A high-severity vulnerability has been identified in the "Product Filter by WBW" plugin for WordPress. This flaw allows an attacker to manipulate the website's database, potentially leading to the theft, modification, or deletion of sensitive information without needing prior access. Organizations using this plugin are at risk of a data breach and should take immediate action to apply the necessary updates.

The vulnerability is a SQL Injection flaw that exists within the 'filtersDataBackend' parameter of the plugin. An unauthenticated attacker can send a specially crafted request containing malicious SQL queries to this parameter. Because the user-supplied input is not properly sanitized before being used in a database query, the attacker's malicious code is executed directly on the database, granting them the ability to read, modify, or delete database contents.

This vulnerability is rated as High severity with a CVSS score of 7.5. Successful exploitation could lead to a complete compromise of the website's database confidentiality, integrity, and availability. Potential consequences include the exfiltration of sensitive user data (e.g., personal information, hashed passwords), unauthorized modification of website content, and disruption of service. Such an incident could result in significant reputational damage, financial loss, and potential regulatory penalties for non-compliance with data protection standards.

Immediate Action: Immediately identify all WordPress instances using the "Product Filter by WBW" plugin and update it to the latest patched version beyond version 2.0. If the plugin is not essential for business operations, consider deactivating and removing it entirely to eliminate the attack surface.
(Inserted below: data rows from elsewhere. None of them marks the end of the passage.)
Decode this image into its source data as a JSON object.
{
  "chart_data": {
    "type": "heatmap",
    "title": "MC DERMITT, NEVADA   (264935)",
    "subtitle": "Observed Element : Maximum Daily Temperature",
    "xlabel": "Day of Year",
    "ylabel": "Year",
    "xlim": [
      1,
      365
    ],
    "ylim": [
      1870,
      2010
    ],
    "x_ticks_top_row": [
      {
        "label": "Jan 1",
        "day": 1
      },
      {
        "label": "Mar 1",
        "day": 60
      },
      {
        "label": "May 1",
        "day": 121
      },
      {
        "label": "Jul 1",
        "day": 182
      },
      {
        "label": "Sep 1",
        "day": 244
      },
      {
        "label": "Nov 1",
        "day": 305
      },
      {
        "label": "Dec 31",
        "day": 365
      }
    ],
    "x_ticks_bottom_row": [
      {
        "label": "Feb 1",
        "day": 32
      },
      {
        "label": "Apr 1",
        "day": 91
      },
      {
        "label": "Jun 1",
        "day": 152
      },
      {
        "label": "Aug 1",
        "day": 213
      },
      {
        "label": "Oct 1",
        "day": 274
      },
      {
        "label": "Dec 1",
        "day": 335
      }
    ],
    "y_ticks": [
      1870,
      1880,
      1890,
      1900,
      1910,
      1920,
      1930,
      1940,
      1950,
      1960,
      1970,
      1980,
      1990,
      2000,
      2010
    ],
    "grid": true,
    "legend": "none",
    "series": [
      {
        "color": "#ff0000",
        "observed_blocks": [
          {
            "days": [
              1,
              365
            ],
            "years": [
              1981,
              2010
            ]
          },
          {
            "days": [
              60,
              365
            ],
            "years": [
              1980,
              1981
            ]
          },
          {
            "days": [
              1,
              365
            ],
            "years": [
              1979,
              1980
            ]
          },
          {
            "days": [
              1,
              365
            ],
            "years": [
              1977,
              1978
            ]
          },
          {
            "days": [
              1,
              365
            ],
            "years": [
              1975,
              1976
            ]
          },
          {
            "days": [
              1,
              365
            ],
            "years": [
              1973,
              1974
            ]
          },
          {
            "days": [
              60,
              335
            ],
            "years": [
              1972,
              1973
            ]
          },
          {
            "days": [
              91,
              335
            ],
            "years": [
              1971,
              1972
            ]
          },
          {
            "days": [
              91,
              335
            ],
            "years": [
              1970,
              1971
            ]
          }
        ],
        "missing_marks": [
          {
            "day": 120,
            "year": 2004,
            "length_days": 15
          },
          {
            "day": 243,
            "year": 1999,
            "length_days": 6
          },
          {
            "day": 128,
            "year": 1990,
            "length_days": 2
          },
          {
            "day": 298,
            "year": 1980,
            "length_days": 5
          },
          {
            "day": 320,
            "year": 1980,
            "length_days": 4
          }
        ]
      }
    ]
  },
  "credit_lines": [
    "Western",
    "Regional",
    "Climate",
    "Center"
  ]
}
Proactive Monitoring: Monitor web server and Web Application Firewall (WAF) logs for suspicious requests targeting the application, specifically looking for SQL injection payloads within the 'filtersDataBackend' parameter. Database logs should be reviewed for unusual or unauthorized queries. An increase in error messages or unexpected application behavior could also indicate an attempted or successful attack.
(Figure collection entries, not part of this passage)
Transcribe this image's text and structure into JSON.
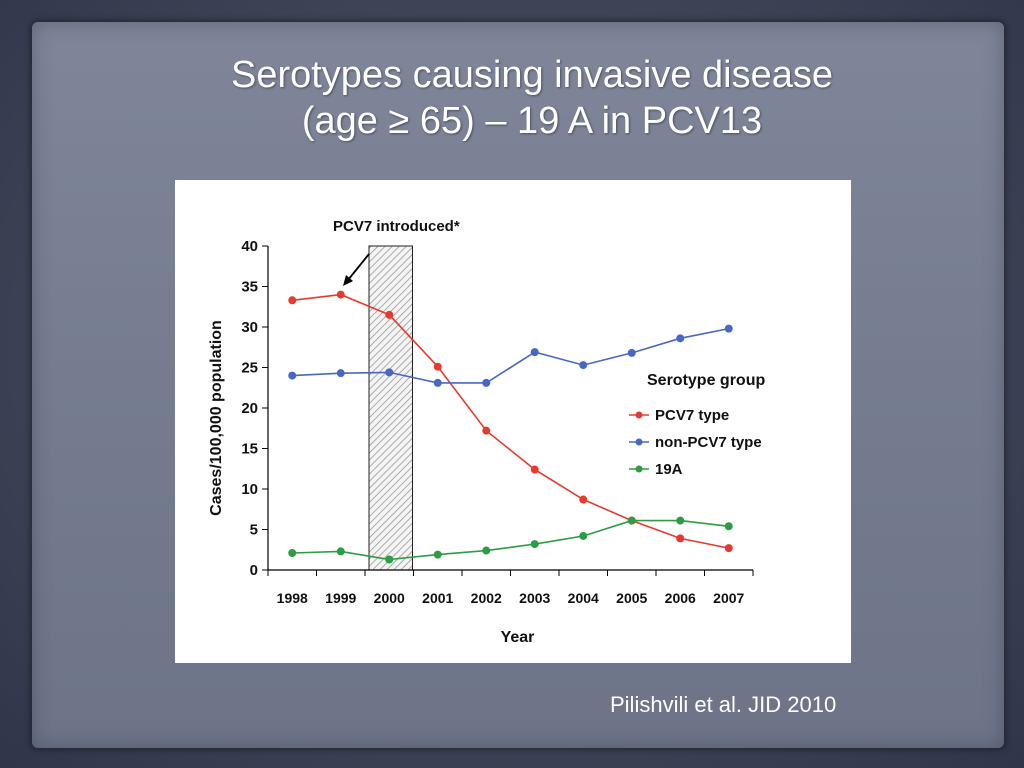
{
  "slide": {
    "title_line1": "Serotypes causing invasive disease",
    "title_line2": "(age ≥ 65) – 19 A in PCV13",
    "citation": "Pilishvili et al. JID 2010"
  },
  "chart_data": {
    "type": "line",
    "x": [
      1998,
      1999,
      2000,
      2001,
      2002,
      2003,
      2004,
      2005,
      2006,
      2007
    ],
    "categories": [
      "1998",
      "1999",
      "2000",
      "2001",
      "2002",
      "2003",
      "2004",
      "2005",
      "2006",
      "2007"
    ],
    "xlabel": "Year",
    "ylabel": "Cases/100,000 population",
    "ylim": [
      0,
      40
    ],
    "yticks": [
      0,
      5,
      10,
      15,
      20,
      25,
      30,
      35,
      40
    ],
    "grid": false,
    "annotation": "PCV7 introduced*",
    "shaded_period": "2000",
    "legend": {
      "title": "Serotype group",
      "position": "right"
    },
    "series": [
      {
        "name": "PCV7 type",
        "color": "#e8392e",
        "values": [
          33.3,
          34.0,
          31.5,
          25.1,
          17.2,
          12.4,
          8.7,
          6.1,
          3.9,
          2.7
        ]
      },
      {
        "name": "non-PCV7 type",
        "color": "#4a66c4",
        "values": [
          24.0,
          24.3,
          24.4,
          23.1,
          23.1,
          26.9,
          25.3,
          26.8,
          28.6,
          29.8
        ]
      },
      {
        "name": "19A",
        "color": "#2e9b46",
        "values": [
          2.1,
          2.3,
          1.3,
          1.9,
          2.4,
          3.2,
          4.2,
          6.1,
          6.1,
          5.4
        ]
      }
    ]
  }
}
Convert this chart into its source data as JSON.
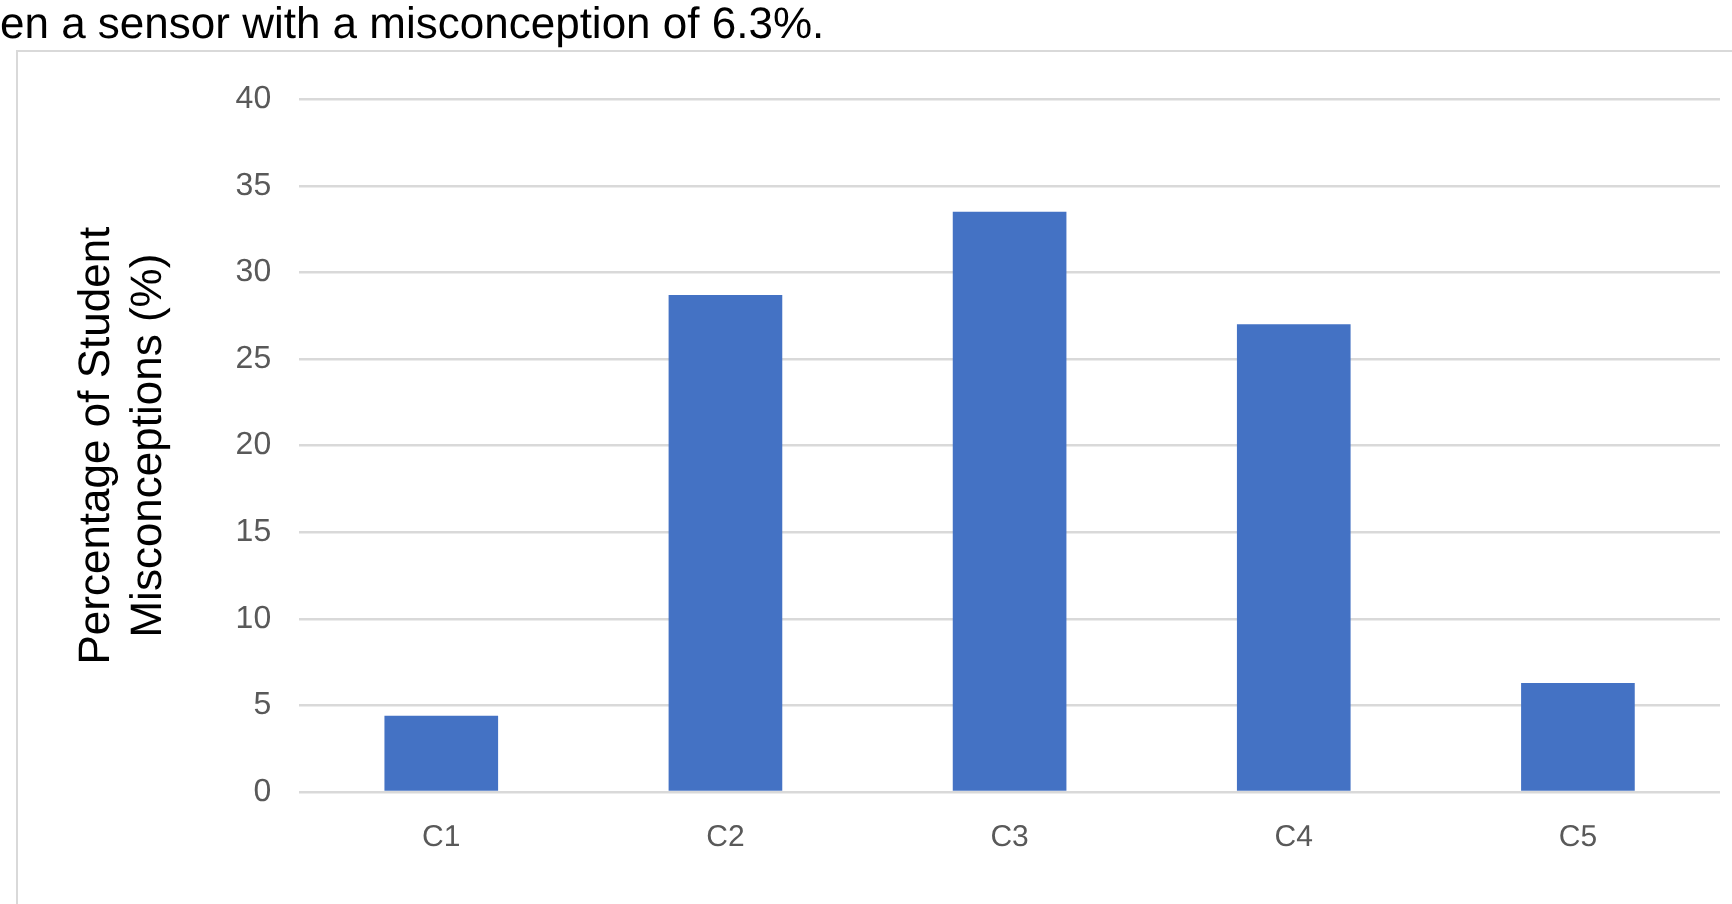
{
  "chart_data": {
    "type": "bar",
    "ylabel": "Percentage of Student Misconceptions (%)",
    "categories": [
      "C1",
      "C2",
      "C3",
      "C4",
      "C5"
    ],
    "values": [
      4.4,
      28.7,
      33.5,
      27.0,
      6.3
    ],
    "color": "#4472c4",
    "ylim": [
      0,
      40
    ],
    "yticks": [
      0,
      5,
      10,
      15,
      20,
      25,
      30,
      35,
      40
    ],
    "grid": "y",
    "legend": false,
    "annotations": [
      "en a sensor with a misconception of 6.3%."
    ]
  }
}
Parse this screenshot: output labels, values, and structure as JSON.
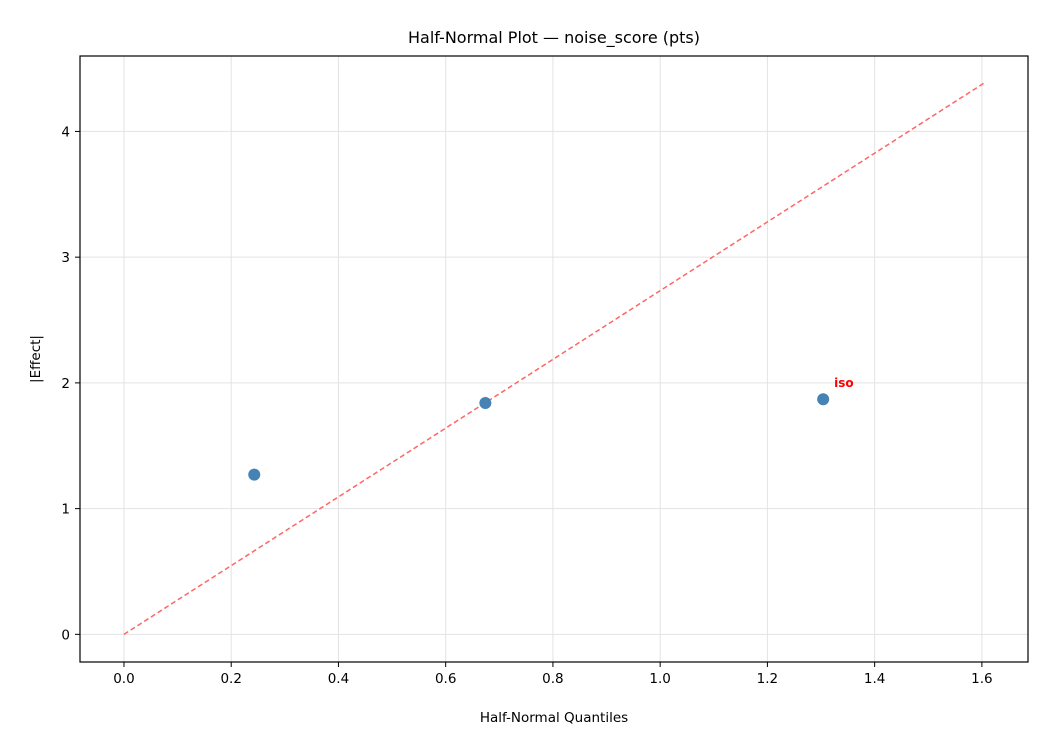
{
  "chart_data": {
    "type": "scatter",
    "title": "Half-Normal Plot — noise_score (pts)",
    "xlabel": "Half-Normal Quantiles",
    "ylabel": "|Effect|",
    "xlim": [
      -0.082,
      1.686
    ],
    "ylim": [
      -0.22,
      4.6
    ],
    "xticks": [
      "0.0",
      "0.2",
      "0.4",
      "0.6",
      "0.8",
      "1.0",
      "1.2",
      "1.4",
      "1.6"
    ],
    "yticks": [
      "0",
      "1",
      "2",
      "3",
      "4"
    ],
    "grid": true,
    "points": [
      {
        "x": 0.243,
        "y": 1.27,
        "label": ""
      },
      {
        "x": 0.674,
        "y": 1.84,
        "label": ""
      },
      {
        "x": 1.304,
        "y": 1.87,
        "label": "iso"
      }
    ],
    "reference_line": {
      "x": [
        0,
        1.606
      ],
      "y": [
        0,
        4.39
      ],
      "style": "dashed"
    },
    "colors": {
      "points": "#4682b4",
      "line": "#ff6666",
      "annotation": "#ff0000"
    }
  }
}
Compensating Controls: If patching cannot be performed immediately, deploy a WAF with a robust ruleset configured to block SQL injection attacks. This can act as a virtual patch by inspecting incoming traffic and blocking malicious requests before they reach the vulnerable plugin. Restrict access to pages utilizing the plugin's functionality where possible.

Public Exploit Available: false

Given the high severity score (CVSS 7.5) and the critical nature of a SQL Injection vulnerability, it is strongly recommended that organizations prioritize the immediate remediation of CVE-2025-8416. All instances of the "Product Filter by WBW" plugin must be updated without delay. Although this vulnerability is not currently listed on the CISA KEV list, its potential for causing a significant data breach warrants urgent attention to prevent compromise.